Most people would agree that someone with the best prospect of success should go ahead of somebody with worse chances. “But even that is challengeable, not only in terms of philosophy but also in the minds of very ordinary people who do understand the dilemma,” Menzel says.
It is not enough for clinicians to clearly communicate the guidelines to patients. Clinicians need more than that from ethics, Menzel stresses. He suggests ethicists give clinicians a fuller picture by saying something like: “The best thinking we’ve put into it at this facility has generated these guidelines. Nobody should think they are the ultimate moral truth. They are just the best we can come up with.”
“There are complex dilemmas involved in this, and you can’t paper them over,” Menzel acknowledges.
Making triage processes transparent, an ethical obligation for providers and hospitals, has proven quite challenging. “We are obligated to educate the public about scarce resources and the principles of population-based ethics of healthcare delivery under crisis standards of care,” says Kathleen Akgün, MD, MS, associate professor of medicine at VA Connecticut Healthcare System and Yale University School of Medicine.
These principles are contrary to ethical obligations during regular times, which prioritize patients’ autonomy. This is a complicated message to convey. “We have been working on how best to telegraph these issues to the public without causing alarm,” says Akgün, co-chair of the clinical ethics committee and director of the medical intensive care unit at VA Connecticut.
Ethicists are developing a frequently asked questions pamphlet to be given to patients and surrogate decision-makers at hospital admission. “We remain concerned over whether this would be enough preparation when the time comes,” Akgün says.
Clinicians may struggle to comprehend all the ethical nuances of critical care triage guidelines. Many feel ill-prepared to explain all the details to distraught family members.
“Some are working 12-hour shifts for weeks on end. There are often calls to ethicists about patients who seem to be failing, and the question is what to do,” says Janet L. Dolgin, PhD, JD, co-director of the Hofstra University Bioethics Center in Hempstead, NY.
No matter how much guidance is in place, ethical challenges remain for everyone. “Anything you do is in an arena in which ethics are being shifted and re-examined,” Dolgin explains. “The possibility of feeling satisfied and sanguine does not exist.”
How the critical care triage policies are communicated publicly is an important question, among many others that organizations will need to examine through an ethical lens. “We will have to rethink some of the foundational principles of bioethics,” Dolgin predicts. “It’s not possible to rely on autonomy in a context where many lives are going to be lost.”
Some hospitals will find it necessary to revise triage policies. If so, efforts should be made to obtain public input, Menzel says. That can be accomplished by including members of the community on policy-forming committees, or by holding public forums with prominent people in attendance.

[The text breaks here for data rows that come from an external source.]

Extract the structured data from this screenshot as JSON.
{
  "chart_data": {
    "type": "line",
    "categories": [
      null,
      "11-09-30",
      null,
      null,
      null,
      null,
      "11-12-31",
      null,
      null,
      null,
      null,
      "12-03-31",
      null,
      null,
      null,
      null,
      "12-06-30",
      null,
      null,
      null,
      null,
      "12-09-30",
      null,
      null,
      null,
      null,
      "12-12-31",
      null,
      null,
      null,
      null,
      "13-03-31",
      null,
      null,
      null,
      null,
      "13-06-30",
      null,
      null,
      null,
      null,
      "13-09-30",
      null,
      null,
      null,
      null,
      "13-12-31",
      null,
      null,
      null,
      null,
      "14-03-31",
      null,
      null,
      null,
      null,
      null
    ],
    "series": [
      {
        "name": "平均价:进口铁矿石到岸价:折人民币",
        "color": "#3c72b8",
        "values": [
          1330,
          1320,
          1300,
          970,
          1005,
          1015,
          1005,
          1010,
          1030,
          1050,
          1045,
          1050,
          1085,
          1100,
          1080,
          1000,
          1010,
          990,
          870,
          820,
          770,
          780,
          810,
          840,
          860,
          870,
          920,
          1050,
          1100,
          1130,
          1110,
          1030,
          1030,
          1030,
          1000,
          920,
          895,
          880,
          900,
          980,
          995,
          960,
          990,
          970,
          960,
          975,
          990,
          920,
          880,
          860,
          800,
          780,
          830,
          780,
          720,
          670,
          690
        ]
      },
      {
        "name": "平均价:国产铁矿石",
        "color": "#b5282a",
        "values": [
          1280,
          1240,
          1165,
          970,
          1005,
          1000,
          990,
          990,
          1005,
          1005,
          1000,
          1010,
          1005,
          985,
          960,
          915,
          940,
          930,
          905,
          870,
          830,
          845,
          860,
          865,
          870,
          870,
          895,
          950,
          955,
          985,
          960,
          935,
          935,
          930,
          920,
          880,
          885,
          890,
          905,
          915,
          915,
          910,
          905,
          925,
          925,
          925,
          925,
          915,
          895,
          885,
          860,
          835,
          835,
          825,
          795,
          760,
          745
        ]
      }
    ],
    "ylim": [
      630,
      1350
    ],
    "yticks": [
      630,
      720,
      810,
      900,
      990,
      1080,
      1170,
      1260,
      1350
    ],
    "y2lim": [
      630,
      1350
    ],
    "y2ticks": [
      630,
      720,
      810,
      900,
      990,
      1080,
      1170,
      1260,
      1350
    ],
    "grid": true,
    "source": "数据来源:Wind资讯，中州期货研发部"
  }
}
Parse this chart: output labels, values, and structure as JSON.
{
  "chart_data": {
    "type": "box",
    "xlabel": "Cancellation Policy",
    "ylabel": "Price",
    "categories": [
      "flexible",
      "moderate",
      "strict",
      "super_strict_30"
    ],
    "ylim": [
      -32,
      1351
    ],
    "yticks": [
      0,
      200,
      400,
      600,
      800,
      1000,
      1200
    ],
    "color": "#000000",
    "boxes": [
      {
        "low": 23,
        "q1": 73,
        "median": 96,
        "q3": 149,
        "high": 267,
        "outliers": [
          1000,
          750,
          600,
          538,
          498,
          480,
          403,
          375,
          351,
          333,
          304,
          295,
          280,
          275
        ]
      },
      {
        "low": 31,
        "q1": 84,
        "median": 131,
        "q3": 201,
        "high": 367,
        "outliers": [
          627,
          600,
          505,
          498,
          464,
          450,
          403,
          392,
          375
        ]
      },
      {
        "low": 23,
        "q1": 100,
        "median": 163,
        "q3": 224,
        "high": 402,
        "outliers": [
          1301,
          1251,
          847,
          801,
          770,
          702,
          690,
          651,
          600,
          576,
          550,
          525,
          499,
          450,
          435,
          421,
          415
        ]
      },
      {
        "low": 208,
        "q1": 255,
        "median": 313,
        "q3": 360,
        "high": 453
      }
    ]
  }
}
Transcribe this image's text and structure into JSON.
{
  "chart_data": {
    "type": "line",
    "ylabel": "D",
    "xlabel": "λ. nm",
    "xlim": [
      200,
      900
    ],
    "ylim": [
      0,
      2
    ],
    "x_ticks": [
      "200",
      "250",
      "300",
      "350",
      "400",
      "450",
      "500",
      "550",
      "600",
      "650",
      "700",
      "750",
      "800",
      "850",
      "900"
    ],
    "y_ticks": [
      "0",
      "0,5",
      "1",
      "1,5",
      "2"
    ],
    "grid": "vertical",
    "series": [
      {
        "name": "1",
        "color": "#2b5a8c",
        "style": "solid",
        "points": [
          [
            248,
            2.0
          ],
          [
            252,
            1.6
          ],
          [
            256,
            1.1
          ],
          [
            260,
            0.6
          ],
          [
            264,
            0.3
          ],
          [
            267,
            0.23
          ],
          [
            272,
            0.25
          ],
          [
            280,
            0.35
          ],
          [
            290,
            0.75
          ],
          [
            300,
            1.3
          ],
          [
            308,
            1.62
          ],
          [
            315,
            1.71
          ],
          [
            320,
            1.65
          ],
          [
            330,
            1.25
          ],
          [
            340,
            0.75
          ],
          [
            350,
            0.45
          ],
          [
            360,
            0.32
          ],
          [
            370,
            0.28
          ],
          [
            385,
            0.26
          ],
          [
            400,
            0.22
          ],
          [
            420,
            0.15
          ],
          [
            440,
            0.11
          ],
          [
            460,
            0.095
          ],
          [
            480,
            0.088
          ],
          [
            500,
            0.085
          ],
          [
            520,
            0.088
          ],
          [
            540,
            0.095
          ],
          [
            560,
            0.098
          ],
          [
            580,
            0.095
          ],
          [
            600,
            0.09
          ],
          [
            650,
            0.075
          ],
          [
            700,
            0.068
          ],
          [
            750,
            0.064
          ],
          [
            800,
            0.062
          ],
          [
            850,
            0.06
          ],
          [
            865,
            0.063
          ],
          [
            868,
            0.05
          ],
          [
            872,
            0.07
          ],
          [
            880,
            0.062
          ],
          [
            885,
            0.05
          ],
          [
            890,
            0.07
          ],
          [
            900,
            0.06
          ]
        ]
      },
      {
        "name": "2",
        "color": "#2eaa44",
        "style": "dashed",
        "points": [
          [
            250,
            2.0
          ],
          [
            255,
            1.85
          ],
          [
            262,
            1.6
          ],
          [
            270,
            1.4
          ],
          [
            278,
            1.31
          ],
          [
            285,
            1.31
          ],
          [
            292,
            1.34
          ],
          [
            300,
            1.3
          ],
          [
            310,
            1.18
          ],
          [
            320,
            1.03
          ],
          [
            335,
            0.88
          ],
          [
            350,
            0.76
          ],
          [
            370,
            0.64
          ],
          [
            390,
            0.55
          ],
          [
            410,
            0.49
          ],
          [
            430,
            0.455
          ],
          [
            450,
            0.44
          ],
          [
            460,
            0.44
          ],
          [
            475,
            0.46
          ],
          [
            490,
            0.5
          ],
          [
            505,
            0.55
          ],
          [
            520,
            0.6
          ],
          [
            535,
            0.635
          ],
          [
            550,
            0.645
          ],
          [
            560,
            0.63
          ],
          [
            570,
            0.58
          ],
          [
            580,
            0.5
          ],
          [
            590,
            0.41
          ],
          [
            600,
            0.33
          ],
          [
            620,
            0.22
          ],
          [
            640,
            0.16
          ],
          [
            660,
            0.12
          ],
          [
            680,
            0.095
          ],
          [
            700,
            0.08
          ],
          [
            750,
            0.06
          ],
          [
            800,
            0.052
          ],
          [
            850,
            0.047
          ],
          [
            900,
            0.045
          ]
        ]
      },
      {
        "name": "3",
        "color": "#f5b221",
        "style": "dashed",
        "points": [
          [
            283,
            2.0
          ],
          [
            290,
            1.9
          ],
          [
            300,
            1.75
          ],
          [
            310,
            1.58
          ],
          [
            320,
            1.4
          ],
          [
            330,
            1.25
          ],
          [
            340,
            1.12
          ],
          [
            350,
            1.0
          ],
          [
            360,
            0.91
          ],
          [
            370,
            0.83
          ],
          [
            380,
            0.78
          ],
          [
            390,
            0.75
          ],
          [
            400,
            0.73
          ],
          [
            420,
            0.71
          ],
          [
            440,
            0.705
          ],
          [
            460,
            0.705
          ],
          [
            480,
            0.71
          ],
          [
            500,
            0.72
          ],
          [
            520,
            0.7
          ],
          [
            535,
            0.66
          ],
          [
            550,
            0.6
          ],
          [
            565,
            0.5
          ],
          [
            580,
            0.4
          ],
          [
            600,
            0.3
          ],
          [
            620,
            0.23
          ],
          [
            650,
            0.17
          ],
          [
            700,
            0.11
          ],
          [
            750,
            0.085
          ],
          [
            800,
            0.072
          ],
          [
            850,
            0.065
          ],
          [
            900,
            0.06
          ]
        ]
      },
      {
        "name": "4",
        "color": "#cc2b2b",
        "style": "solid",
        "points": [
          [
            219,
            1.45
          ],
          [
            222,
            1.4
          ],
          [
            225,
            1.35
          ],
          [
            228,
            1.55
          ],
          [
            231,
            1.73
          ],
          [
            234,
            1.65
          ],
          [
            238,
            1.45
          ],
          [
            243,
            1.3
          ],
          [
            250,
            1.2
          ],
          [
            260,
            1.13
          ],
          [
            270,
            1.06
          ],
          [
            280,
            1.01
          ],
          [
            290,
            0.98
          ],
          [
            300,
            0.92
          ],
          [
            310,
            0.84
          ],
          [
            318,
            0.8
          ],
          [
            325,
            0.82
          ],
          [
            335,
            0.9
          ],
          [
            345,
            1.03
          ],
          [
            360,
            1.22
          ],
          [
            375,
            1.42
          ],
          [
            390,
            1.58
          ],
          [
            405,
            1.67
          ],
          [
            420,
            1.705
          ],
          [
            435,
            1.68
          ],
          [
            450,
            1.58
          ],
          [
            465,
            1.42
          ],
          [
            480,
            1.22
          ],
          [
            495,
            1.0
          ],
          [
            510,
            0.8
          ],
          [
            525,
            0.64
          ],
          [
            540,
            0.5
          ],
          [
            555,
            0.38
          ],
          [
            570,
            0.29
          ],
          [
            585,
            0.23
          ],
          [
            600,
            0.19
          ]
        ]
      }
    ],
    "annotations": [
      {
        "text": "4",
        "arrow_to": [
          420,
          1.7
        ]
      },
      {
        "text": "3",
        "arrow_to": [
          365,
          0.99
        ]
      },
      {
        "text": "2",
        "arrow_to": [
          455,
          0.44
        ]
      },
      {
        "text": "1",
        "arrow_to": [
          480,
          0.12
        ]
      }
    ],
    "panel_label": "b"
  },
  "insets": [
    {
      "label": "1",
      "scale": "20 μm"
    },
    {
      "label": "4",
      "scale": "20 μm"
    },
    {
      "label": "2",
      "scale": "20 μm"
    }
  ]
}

“This is especially important if the situation in the region is one where there really is a prospect of having to ration, or there’s evident public worry about it,” Menzel says.
REFERENCE
- Quill TE, Menzel PT, Pope TM, et al, eds. Voluntarily Stopping Eating and Drinking: A Compassionate, Widely Available Option for Hastening Death (forthcoming, Oxford University Press).
Certain hospitals are including information on their critical care triage policies in admission packets to explain how care or supplies will be allocated if rationing becomes necessary. Some clinicians feel ethically obligated to inform everyone up front of the possibility. Others think it is better to do so only if and when it becomes necessary.